The best collaboration happens only when everything—IQ, EQ, and CQ—is working in sync. Take these steps to use all three in service of solving a problem as a team.
1. Establish trust with emotional intelligence
Though it might seem counterintuitive, try beginning your project by bonding with your teammates.
At the kickoff meeting, go around the table and give each person a chance to talk about what they hope to get out of the project. What would be the ideal outcome for them? Then ask them to cite one potential obstacle or blocker that worries them. Why talk about these hopes and fears up front? It gives you insight that can help you see their motivations and concerns empathetically when it’s deadline time and everybody’s stressed.
The better you understand your co-workers’ needs, the better you can handle their feedback, even when it’s negative. And the more you’re aware of their personality types, the easier it’ll be to stay respectful and supportive when you disagree.
2. Build consensus with intellectual intelligence
After your team has established the “why”, you’re ready to to tackle the “what.” This is where logic and reason lead the way. Just as you rely on the people who excel at diplomacy to build trust within your team, you’ll lean on the analysts to provide your metrics for success. They can show the team how to look at the data and see something more than numbers. They’ll show you how it reveals stories your customers are trying to tell you and the problems they need you to solve.
That kind of deep dive into data from surveys and focus groups provides crucial context and informs strategy in ways that feedback on social media can’t fully communicate. With insights based on analysis of larger sets of data, your team will be better able to agree on who you need to talk to—and what you need to say—before you decide how to say it.
3. Solve problems with creative intelligence
When you know your team, agree on the goal, and see where you have to go, you’re more than halfway home. Now you’re ready to begin brainstorming ideas.
Though CQ can also represent cultural intelligence or collaborative intelligence, in this case, we’re referring to creative intelligence. In his triarchic theory, Robert Sternberg describes creative intelligence as the ability to manage novel situations and discover new solutions through divergent thinking. That’s a tall order for individuals, and even trickier for teams. Because as author Bruce Nussbaum points out, creativity rises from uncertainty—and most of us are more comfortable with what’s familiar.
But we can learn how to break through that fear and improve our CQ by collaborating. It takes some time and practice to establish the kind of rapport that allows people to think out loud without worrying about ridicule. But it’s worth the extra effort. Because when we tap into our collective curiosity as a team, we have a deeper well of ideas to draw from.

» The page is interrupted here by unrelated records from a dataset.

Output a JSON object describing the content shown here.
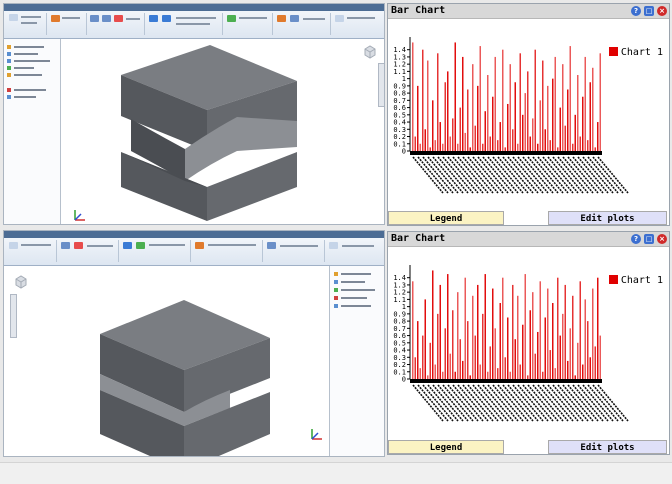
{
  "panels": [
    {
      "title": "Bar Chart",
      "legend_button": "Legend",
      "edit_button": "Edit plots",
      "chart_data": {
        "type": "bar",
        "y_ticks": [
          "0",
          "0.1",
          "0.2",
          "0.3",
          "0.4",
          "0.5",
          "0.6",
          "0.7",
          "0.8",
          "0.9",
          "1",
          "1.1",
          "1.2",
          "1.3",
          "1.4"
        ],
        "ylim": [
          0,
          1.52
        ],
        "series": [
          {
            "name": "Chart 1",
            "color": "#e00000",
            "values": [
              1.5,
              0.2,
              0.9,
              0.1,
              1.4,
              0.3,
              1.25,
              0.05,
              0.7,
              0.15,
              1.35,
              0.4,
              0.1,
              0.95,
              1.1,
              0.2,
              0.45,
              1.5,
              0.1,
              0.6,
              1.3,
              0.25,
              0.85,
              0.05,
              1.2,
              0.35,
              0.9,
              1.45,
              0.1,
              0.55,
              1.05,
              0.2,
              0.75,
              1.3,
              0.15,
              0.4,
              1.4,
              0.05,
              0.65,
              1.2,
              0.3,
              0.95,
              0.1,
              1.35,
              0.5,
              0.8,
              1.1,
              0.2,
              0.45,
              1.4,
              0.1,
              0.7,
              1.25,
              0.3,
              0.9,
              0.15,
              1.0,
              1.3,
              0.05,
              0.6,
              1.2,
              0.35,
              0.85,
              1.45,
              0.1,
              0.5,
              1.05,
              0.2,
              0.75,
              1.3,
              0.15,
              0.95,
              1.15,
              0.05,
              0.4,
              1.35
            ]
          }
        ]
      }
    },
    {
      "title": "Bar Chart",
      "legend_button": "Legend",
      "edit_button": "Edit plots",
      "chart_data": {
        "type": "bar",
        "y_ticks": [
          "0",
          "0.1",
          "0.2",
          "0.3",
          "0.4",
          "0.5",
          "0.6",
          "0.7",
          "0.8",
          "0.9",
          "1",
          "1.1",
          "1.2",
          "1.3",
          "1.4"
        ],
        "ylim": [
          0,
          1.52
        ],
        "series": [
          {
            "name": "Chart 1",
            "color": "#e00000",
            "values": [
              1.35,
              0.3,
              0.8,
              0.15,
              0.6,
              1.1,
              0.05,
              0.5,
              1.5,
              0.2,
              0.9,
              1.3,
              0.1,
              0.7,
              1.45,
              0.35,
              0.95,
              0.1,
              1.2,
              0.55,
              0.25,
              1.4,
              0.8,
              0.05,
              1.15,
              0.6,
              1.3,
              0.2,
              0.9,
              1.45,
              0.1,
              0.45,
              1.25,
              0.7,
              0.15,
              1.05,
              1.4,
              0.3,
              0.85,
              0.1,
              1.3,
              0.55,
              1.15,
              0.2,
              0.75,
              1.45,
              0.05,
              0.95,
              1.2,
              0.35,
              0.65,
              1.35,
              0.1,
              0.85,
              1.25,
              0.4,
              1.05,
              0.15,
              1.4,
              0.6,
              0.9,
              1.3,
              0.25,
              0.7,
              1.15,
              0.05,
              0.5,
              1.35,
              0.2,
              1.1,
              0.8,
              0.3,
              1.25,
              0.45,
              1.4,
              0.6
            ]
          }
        ]
      }
    }
  ],
  "colors": {
    "window_title_bar": "#d8d8d8",
    "legend_button_bg": "#fbf3c3",
    "edit_button_bg": "#dfe0f8",
    "cad_ribbon_top": "#4c6c94",
    "part_shade_top": "#7a7d82",
    "part_shade_front": "#55585d",
    "part_shade_side": "#66696e"
  }
}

Everyone has strengths, weaknesses, and varying degrees of EQ, IQ, and CQ. It’s tempting to leave analysis to the analysts and creativity to the creatives. But next time you’re embarking on a collaborative project, step out of your roles and silos. Stay open to possibilities.
Welcome contributions from every member of your team. Because when creative energy is flowing, great ideas can come from anywhere. The important thing is knowing how to work together to catch them when they do.